井崎市長/交流人口の増加策については、“楽しい”をキーワードに、質が高くて集客力があるファッショナブルなイベントの開催や地域資源を活かしたアーバンツーリズムを推進することで、広域から人を集める取り組みを行っています。

流山おおたかの森駅の駅前空間を盛り上げてくれるアーティストを「NYにぎわいアーティスト」に認定していますが、これは、私がサンフランシスコやニューヨークなどの街角で見たミュージシャンや大道芸人のパフォーマンスを、おおたかの森でもできないかと考えたものです。

サンフランシスコ市のpier(ピア)39

貧乏学生の頃、サンフランシスコの北にあるフィッシャーマンズワーフの「pier(ピア)39」という桟橋に建てられたショッピングセンターへよく行きましたが、ジャズやマジック、ジャグリングなどが楽しめ、半日過ごせます。周囲の人とも気兼ねなく話せ、とても居心地のいい場所でした。

森のまち広場(南口都市広場)NYにぎわいアーティストによるパフォーマンスの様子

森のまち広場(南口都市広場)も、「流山おおたかの森S・C FLAPS」がオープンし、広場を囲むようにブリッジができたことで、立体的な劇場空間のようになり、一層、ハイセンスでおしゃれなイベントが楽しめる空間にしたいと考えています。今は、YouTubeなどがあるので、おおたかの森のイベントが世界に発信されたら面白いですね。

それと来年5月には、「NAGAREYAMA国際室内楽音楽祭」の開催を予定しています。4年前から準備していたものですが、海外から演奏家を招くため、コロナ禍で2年連続中止となりました。5年前、世界的に有名なピアニストのご夫婦がドイツから市内に引っ越して来られて、何か貢献したいというお申し出をいただいたので、1年間、オープニングコンサートのコーディネートをお願いし、「NAGAREYAMA国際室内楽音楽祭」のプロデュースもお願いしました。来年以降、毎年開催していく予定です。
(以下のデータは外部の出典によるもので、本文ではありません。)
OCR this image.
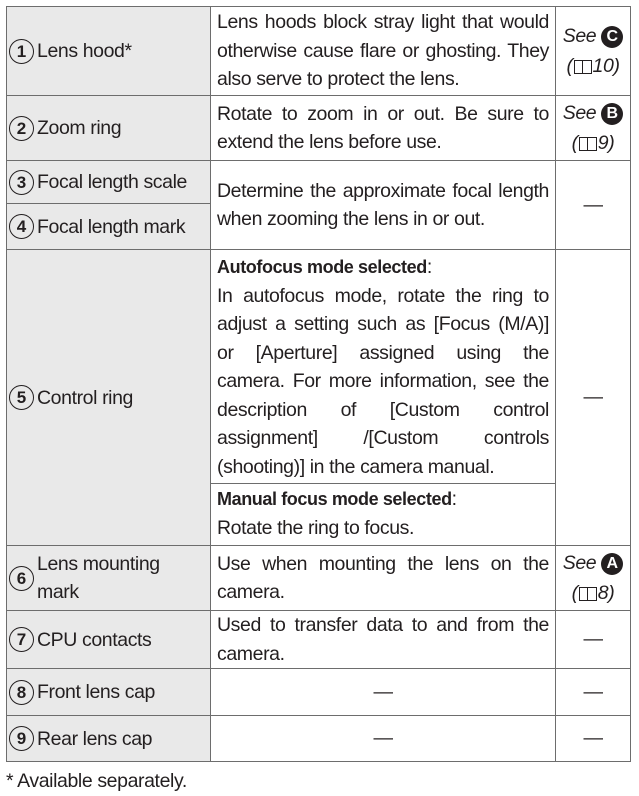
1 Lens hood*	Lens hoods block stray light that would otherwise cause flare or ghosting. They also serve to protect the lens.	See C
( 10)

2 Zoom ring	Rotate to zoom in or out. Be sure to extend the lens before use.	See B
( 9)

3 Focal length scale	Determine the approximate focal length when zooming the lens in or out.	—

4 Focal length mark		

5 Control ring	Autofocus mode selected:
In autofocus mode, rotate the ring to adjust a setting such as [Focus (M/A)] or [Aperture] assigned using the camera. For more information, see the description of [Custom control assignment] /[Custom controls (shooting)] in the camera manual.	—
	Manual focus mode selected:
Rotate the ring to focus.	

6
Lens mounting mark	Use when mounting the lens on the camera.	See A
( 8)

7 CPU contacts	Used to transfer data to and from the camera.	—

8 Front lens cap	—	—

9 Rear lens cap	—	—
* Available separately.
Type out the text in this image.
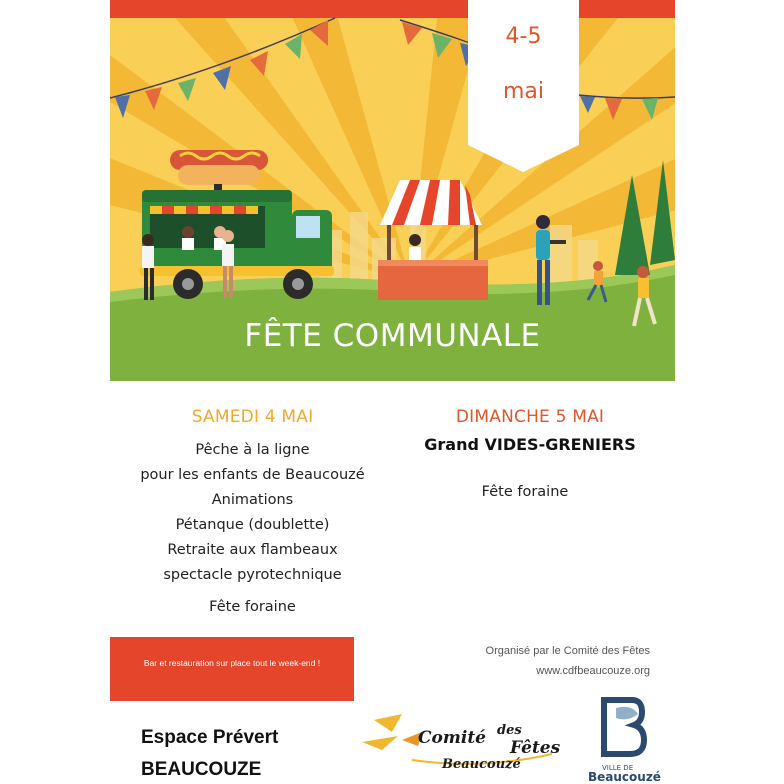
4-5
mai
FÊTE COMMUNALE
SAMEDI 4 MAI
Pêche à la ligne
pour les enfants de Beaucouzé
Animations
Pétanque (doublette)
Retraite aux flambeaux
spectacle pyrotechnique
Fête foraine
DIMANCHE 5 MAI
Grand VIDES-GRENIERS
Fête foraine
Bar et restauration sur place tout le week-end !
Organisé par le Comité des Fêtes
www.cdfbeaucouze.org
Espace Prévert
BEAUCOUZE
Comité des
Fêtes
Beaucouzé	VILLE DE
Beaucouzé
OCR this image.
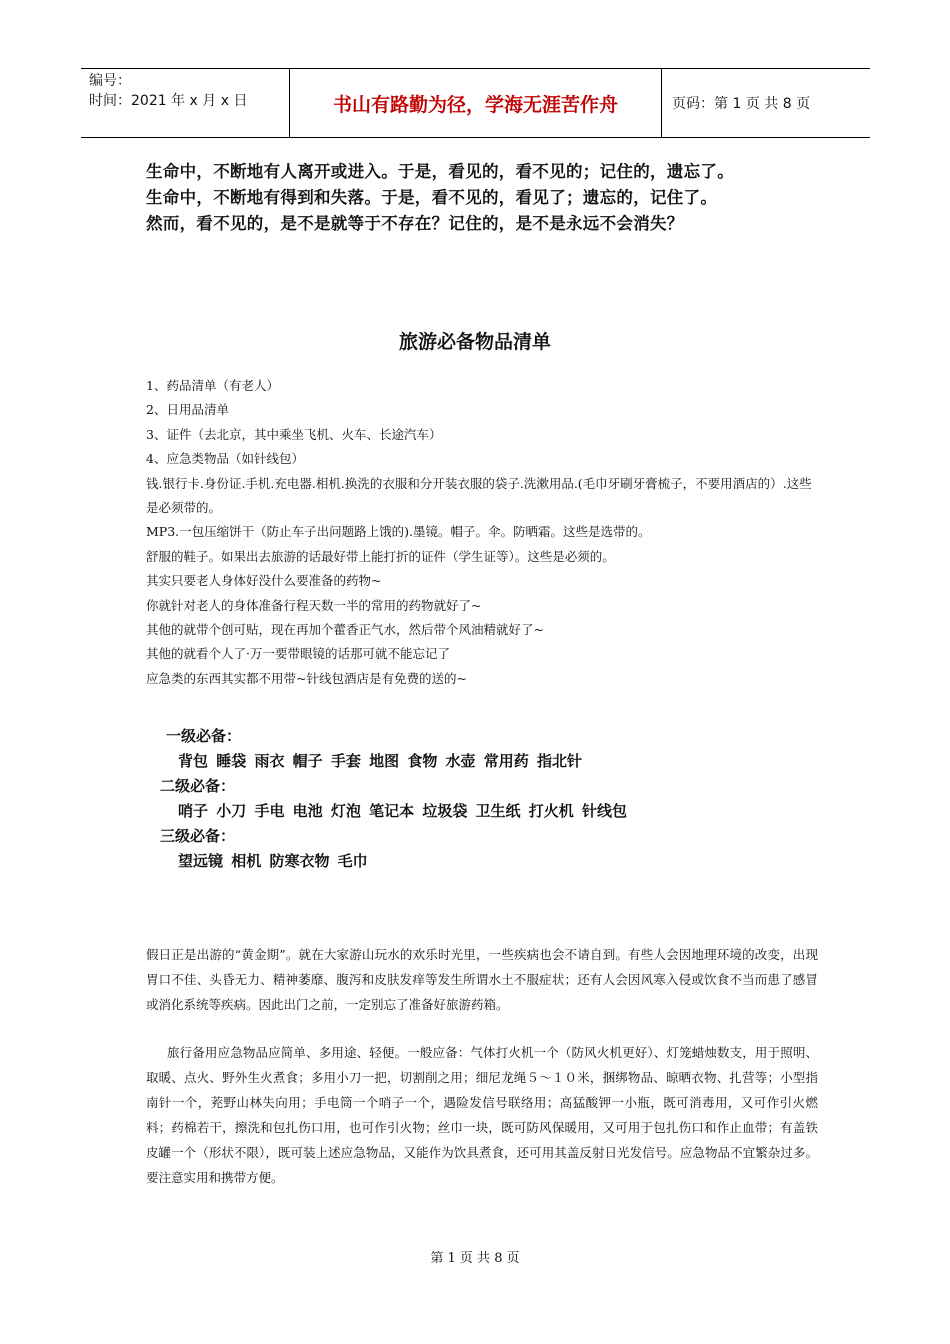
编号：
时间：2021 年 x 月 x 日	书山有路勤为径，学海无涯苦作舟	页码：第 1 页 共 8 页
生命中，不断地有人离开或进入。于是，看见的，看不见的；记住的，遗忘了。
生命中，不断地有得到和失落。于是，看不见的，看见了；遗忘的，记住了。
然而，看不见的，是不是就等于不存在？记住的，是不是永远不会消失？
旅游必备物品清单

1、药品清单（有老人）

2、日用品清单

3、证件（去北京，其中乘坐飞机、火车、长途汽车）

4、应急类物品（如针线包）

钱.银行卡.身份证.手机.充电器.相机.换洗的衣服和分开装衣服的袋子.洗漱用品.(毛巾牙刷牙膏梳子，不要用酒店的）.这些是必须带的。

MP3.一包压缩饼干（防止车子出问题路上饿的).墨镜。帽子。伞。防晒霜。这些是选带的。

舒服的鞋子。如果出去旅游的话最好带上能打折的证件（学生证等）。这些是必须的。

其实只要老人身体好没什么要准备的药物~

你就针对老人的身体准备行程天数一半的常用的药物就好了~

其他的就带个创可贴，现在再加个藿香正气水，然后带个风油精就好了~

其他的就看个人了·万一要带眼镜的话那可就不能忘记了

应急类的东西其实都不用带~针线包酒店是有免费的送的~

一级必备：
背包 睡袋 雨衣 帽子 手套 地图 食物 水壶 常用药 指北针
二级必备：
哨子 小刀 手电 电池 灯泡 笔记本 垃圾袋 卫生纸 打火机 针线包
三级必备：
望远镜 相机 防寒衣物 毛巾
假日正是出游的“黄金期”。就在大家游山玩水的欢乐时光里，一些疾病也会不请自到。有些人会因地理环境的改变，出现胃口不佳、头昏无力、精神萎靡、腹泻和皮肤发痒等发生所谓水土不服症状；还有人会因风寒入侵或饮食不当而患了感冒或消化系统等疾病。因此出门之前，一定别忘了准备好旅游药箱。
旅行备用应急物品应简单、多用途、轻便。一般应备：气体打火机一个（防风火机更好）、灯笼蜡烛数支，用于照明、取暖、点火、野外生火煮食；多用小刀一把，切割削之用；细尼龙绳５～１０米，捆绑物品、晾晒衣物、扎营等；小型指南针一个，茺野山林失向用；手电筒一个哨子一个，遇险发信号联络用；高猛酸钾一小瓶，既可消毒用，又可作引火燃料；药棉若干，擦洗和包扎伤口用，也可作引火物；丝巾一块，既可防风保暖用，又可用于包扎伤口和作止血带；有盖铁皮罐一个（形状不限），既可装上述应急物品，又能作为饮具煮食，还可用其盖反射日光发信号。应急物品不宜繁杂过多。要注意实用和携带方便。
第 1 页 共 8 页
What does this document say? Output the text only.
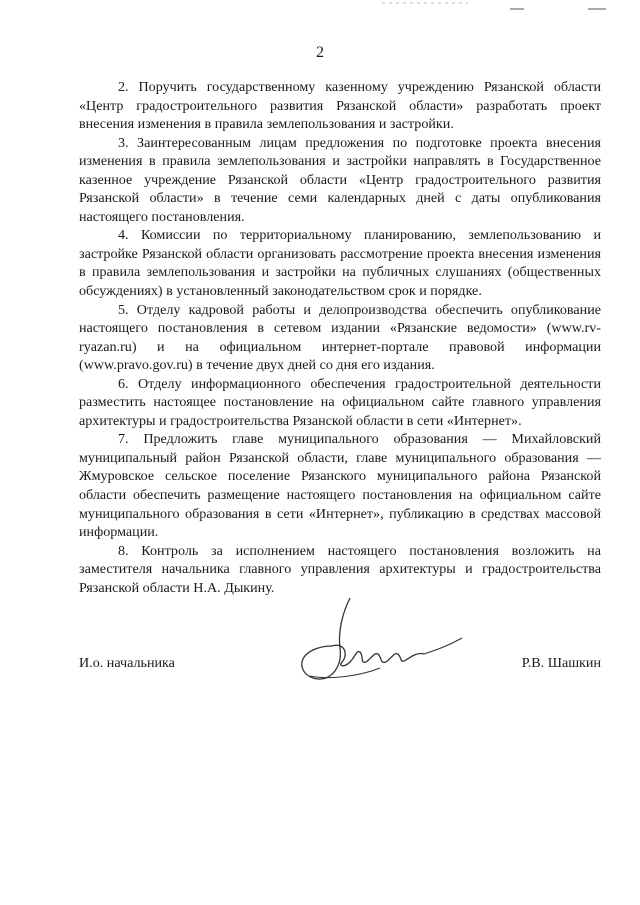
2

2. Поручить государственному казенному учреждению Рязанской области «Центр градостроительного развития Рязанской области» разработать проект внесения изменения в правила землепользования и застройки.

3. Заинтересованным лицам предложения по подготовке проекта внесения изменения в правила землепользования и застройки направлять в Государственное казенное учреждение Рязанской области «Центр градостроительного развития Рязанской области» в течение семи календарных дней с даты опубликования настоящего постановления.

4. Комиссии по территориальному планированию, землепользованию и застройке Рязанской области организовать рассмотрение проекта внесения изменения в правила землепользования и застройки на публичных слушаниях (общественных обсуждениях) в установленный законодательством срок и порядке.

5. Отделу кадровой работы и делопроизводства обеспечить опубликование настоящего постановления в сетевом издании «Рязанские ведомости» (www.rv-ryazan.ru) и на официальном интернет-портале правовой информации (www.pravo.gov.ru) в течение двух дней со дня его издания.

6. Отделу информационного обеспечения градостроительной деятельности разместить настоящее постановление на официальном сайте главного управления архитектуры и градостроительства Рязанской области в сети «Интернет».

7. Предложить главе муниципального образования — Михайловский муниципальный район Рязанской области, главе муниципального образования — Жмуровское сельское поселение Рязанского муниципального района Рязанской области обеспечить размещение настоящего постановления на официальном сайте муниципального образования в сети «Интернет», публикацию в средствах массовой информации.

8. Контроль за исполнением настоящего постановления возложить на заместителя начальника главного управления архитектуры и градостроительства Рязанской области Н.А. Дыкину.

И.о. начальника	Р.В. Шашкин
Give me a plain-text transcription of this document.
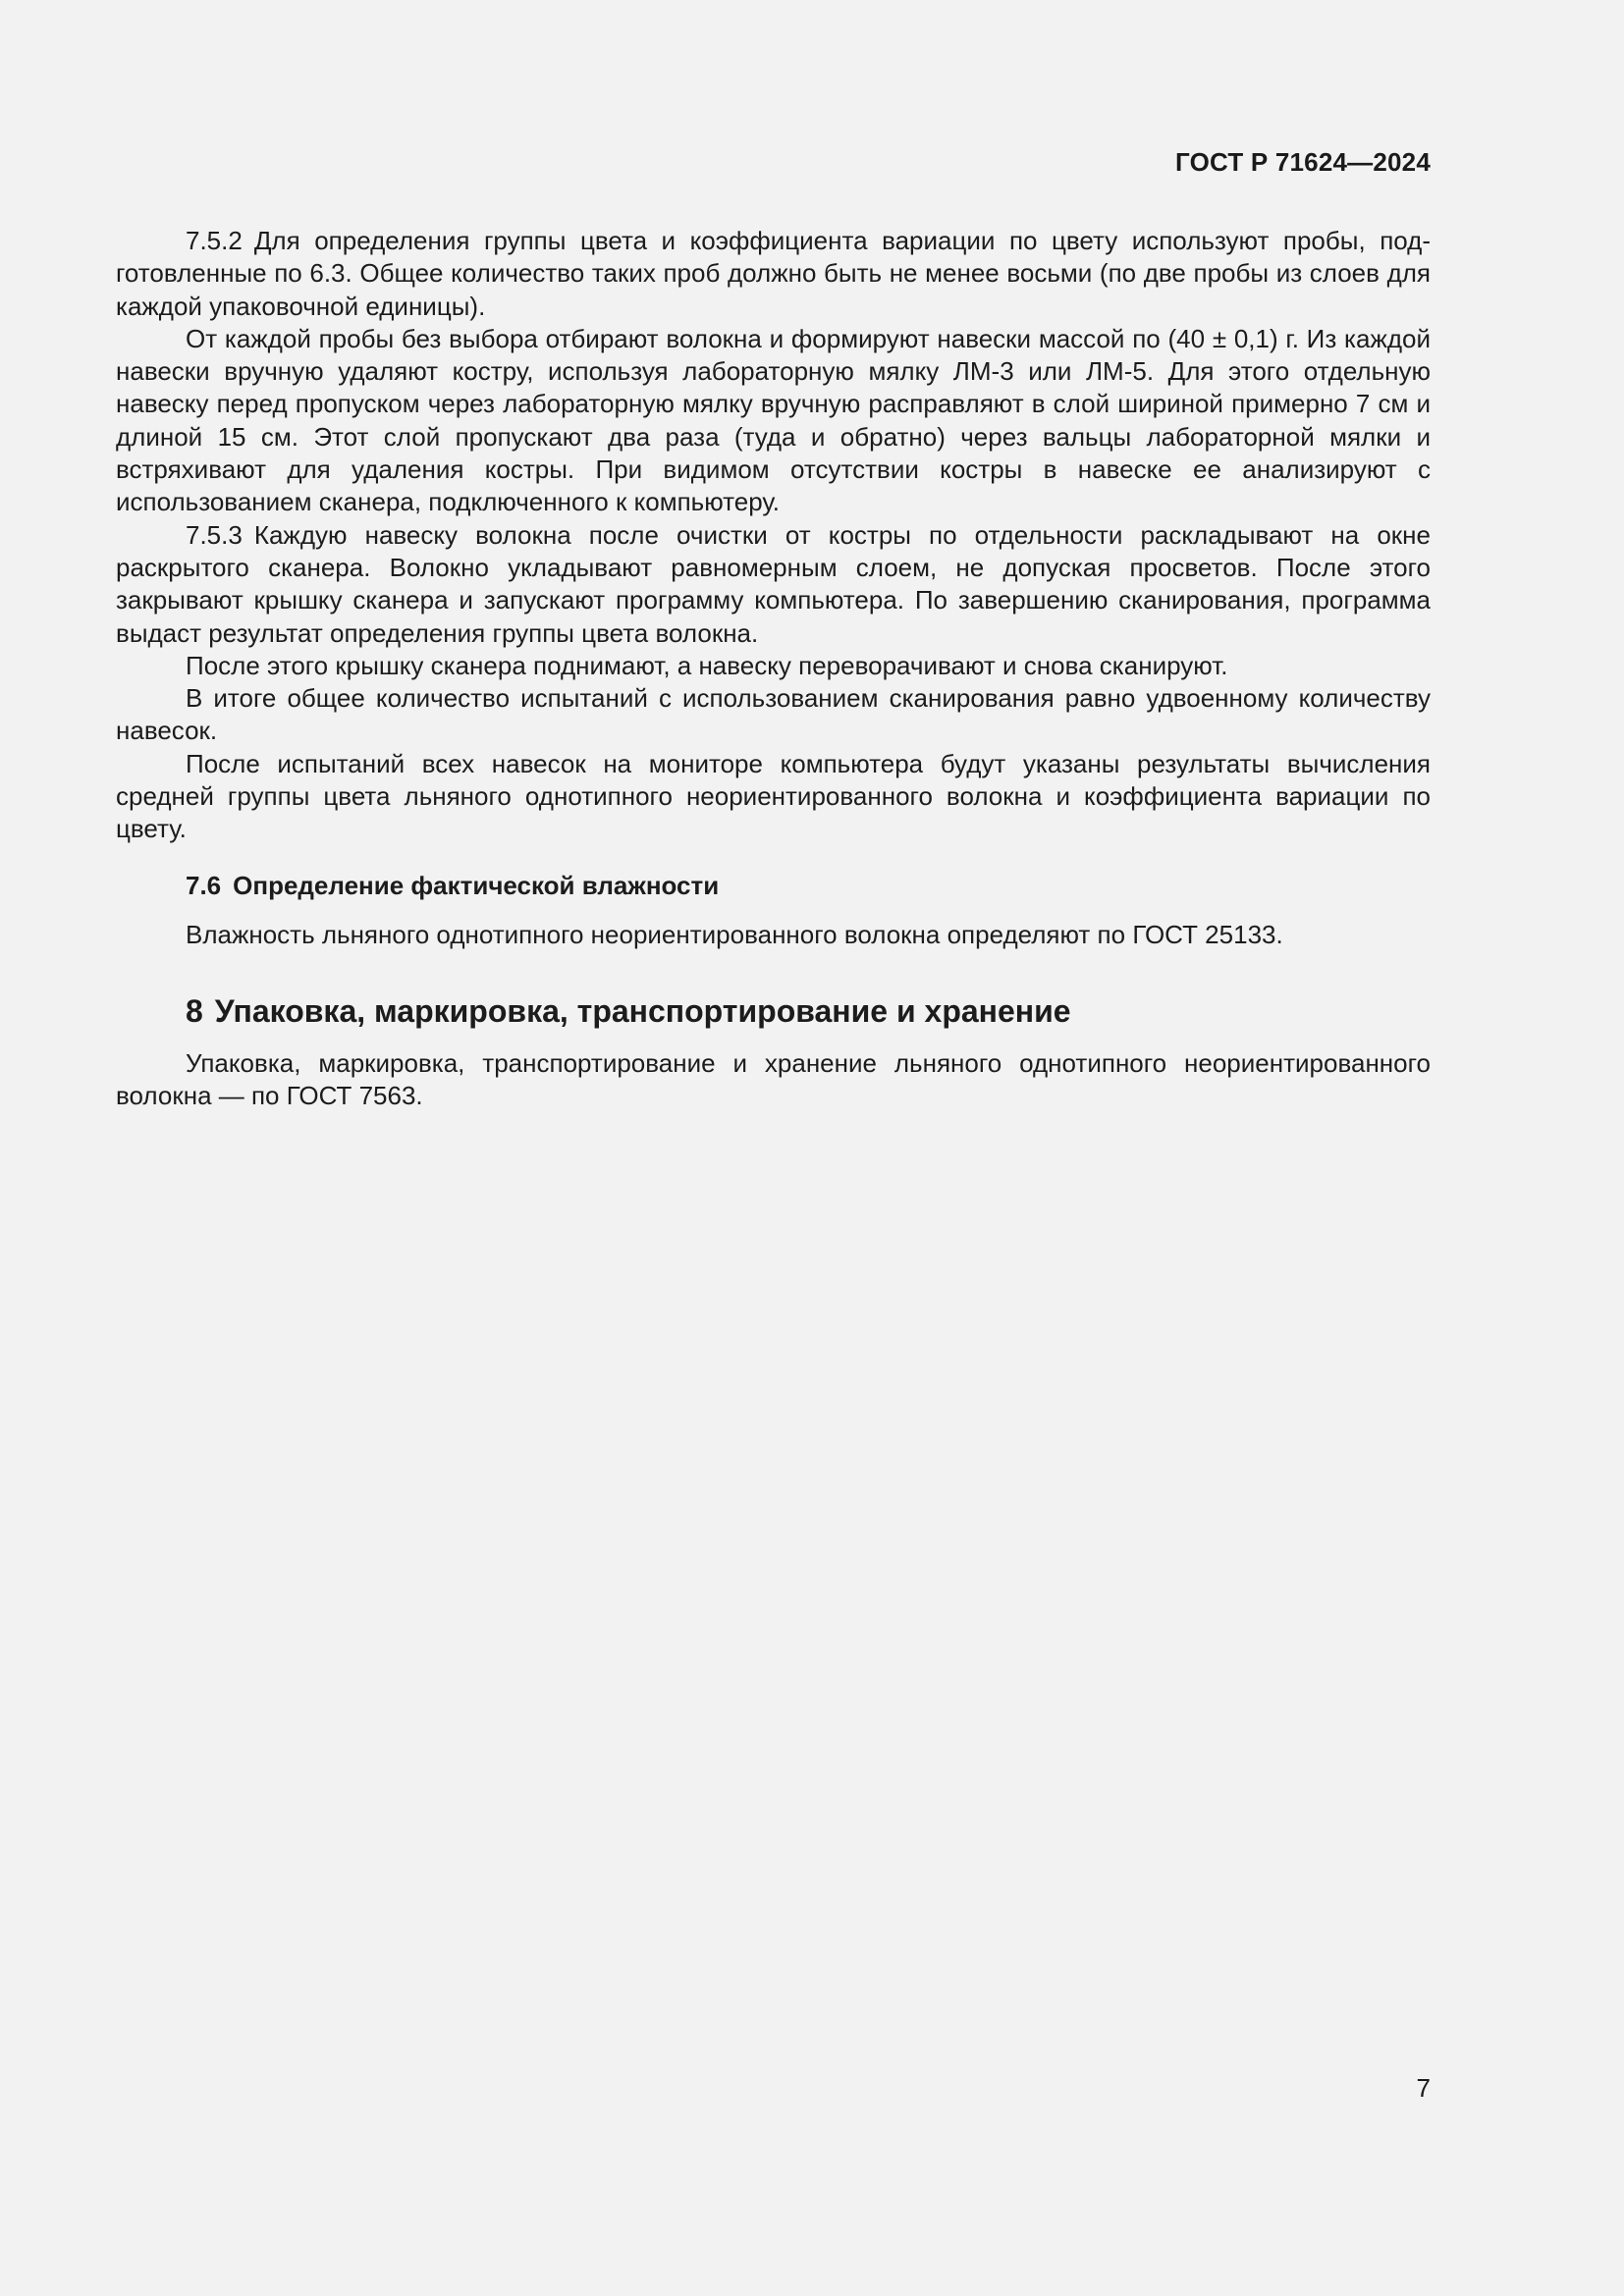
ГОСТ Р 71624—2024

7.5.2 Для определения группы цвета и коэффициента вариации по цвету используют пробы, подготовленные по 6.3. Общее количество таких проб должно быть не менее восьми (по две пробы из слоев для каждой упаковочной единицы).

От каждой пробы без выбора отбирают волокна и формируют навески массой по (40 ± 0,1) г. Из каждой навески вручную удаляют костру, используя лабораторную мялку ЛМ-3 или ЛМ-5. Для этого отдельную навеску перед пропуском через лабораторную мялку вручную расправляют в слой шириной примерно 7 см и длиной 15 см. Этот слой пропускают два раза (туда и обратно) через вальцы лабораторной мялки и встряхивают для удаления костры. При видимом отсутствии костры в навеске ее анализируют с использованием сканера, подключенного к компьютеру.

7.5.3 Каждую навеску волокна после очистки от костры по отдельности раскладывают на окне раскрытого сканера. Волокно укладывают равномерным слоем, не допуская просветов. После этого закрывают крышку сканера и запускают программу компьютера. По завершению сканирования, программа выдаст результат определения группы цвета волокна.

После этого крышку сканера поднимают, а навеску переворачивают и снова сканируют.

В итоге общее количество испытаний с использованием сканирования равно удвоенному количеству навесок.

После испытаний всех навесок на мониторе компьютера будут указаны результаты вычисления средней группы цвета льняного однотипного неориентированного волокна и коэффициента вариации по цвету.

7.6 Определение фактической влажности

Влажность льняного однотипного неориентированного волокна определяют по ГОСТ 25133.

8 Упаковка, маркировка, транспортирование и хранение

Упаковка, маркировка, транспортирование и хранение льняного однотипного неориентированного волокна — по ГОСТ 7563.

7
レベルの高い展覧会や演奏会を楽しむ流山市民は、これまで東京や柏へ出かけていました。でも今は、流山のギャラリーやホールで開催するようになり、さらに多くの市外の方々も、流山の施設を利用しています。流山から外へ出ていくのではなく、質とレベルの高い、楽しいものを流山から発信することで、いろいろな方々に訪れていただける街として交流人口を増やしていきたいと考えています。

03 流山を、世界へ

住み続けたい街、そして住みたい憧れの街として

井崎市長/毎年、「まちづくり達成度アンケート」を実施していますが、「これからも流山市に住み続けたいと思う市民の割合」が、2005年度は67.7%だったのが、2020年度では92.2%になっています。「流山市は住み心地が良いまちであると思う市民の割合」も、67.7%から87.6%に上昇し、「子育てがしやすいまちだと思う市民の割合」についても、以前の35.4%から60.2%と、かなり上昇しました。

3年前、「人口減少時代の流山市成長戦略」を策定し、これからの街づくりの方向性として発表しました。基本路線は今までと同様、“緑豊かな良質な住環境の維持・向上”、“快適で楽しい都市環境の創出”の2点に変わりはありませんが、加えて、“都心等への交通利便性の向上”、“住みたい街としてのブランド化”という項目を掲げました。

交通利便性については、流山市はベッドタウンであり、基本的には東京に通勤する人で成り立っている街なので、都心へのアクセスは重要です。これについては、TXの東京駅直結や国際空港へのバス便の増加などを計画的に進めていきます。

街のブランド化については、この15年間、マーケティング戦略を立て、「シティセールスプラン」として実行してきました。2021年3月に、今後の10年に向けた「ブランディングプラン」(※注)を策定し、いよいよ流山市はブランディングの段階に入ります。街としてのブランドを高めることで、住んでみたいと思う人を増やしていく。“住み続けたい街”だけでは、住民の数は徐々に減っていくので、新たに流山に住みたいという人を創出していくことが重要な柱となります。

※流山市ブランディングプラン|流山市

今後は、成熟した既成市街地の中古住宅が市場に売却物件として増加していきます。売る人よりも住みたい人・買いたい人を多くしていく。流山に住みたい人、流山のファンを市外に増やしていくためには、ブランディングプランで街の魅力をアピールし、流山市のブランド化をしっかり進めていかなければなりません。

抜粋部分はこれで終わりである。